The lighters were capable of carrying up to 1,204 tons of oil fuel, which was transferred to other vessels using four pumps. The lighters were also fitted with accommodation spaces and a galley on their upper deck, and carried a 15 ft dinghy.

==Oil fuel lighters==
Eight ships of the class were eventually constructed, of which two were allocated names.
- OFL 1201, Rocklea, built by Evans Deakin and Company, Brisbane
- OFL 1202, built by Mort's Dock
- OFL 1203, built by Mort's Dock
- OFL 1204, built by Poole and Steel. Based at Darwin as of 1953. Sunk for target practice in October 1985.
- OFL 1205
- OFL 1206, built at the Williamstown Naval Dockyard, was completed on 12 October 1945, and was sold into mercantile service in 1964. Operated in Brisbane as Riverside OFL until being sold in 2009 and scrapped. Funnel preserved outside Riverside Marine's headquarters.

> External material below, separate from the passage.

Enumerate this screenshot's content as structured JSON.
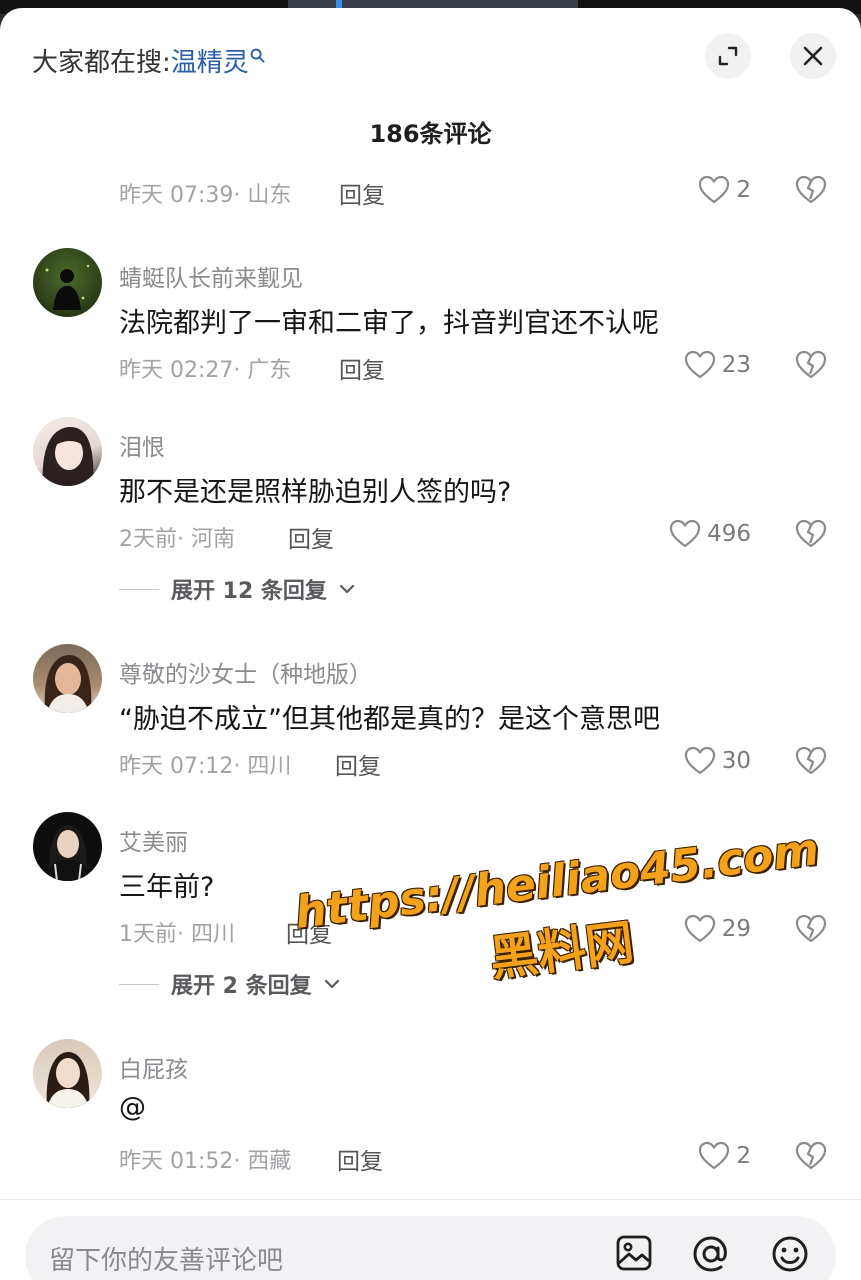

- OFL 1207, built at the Williamstown Naval Dockyard, was completed on 15 February 1946, and was still in service in the late 1980s.
- OFL 1208, Karpoint, built by Evans Deakin and Company, Brisbane

OFLs 1201, 1202, 1203, 1204, 1207 and 1208 remained in use with the Royal Australian Navy as of 1983. By this time 1205 and 1206 had been sold.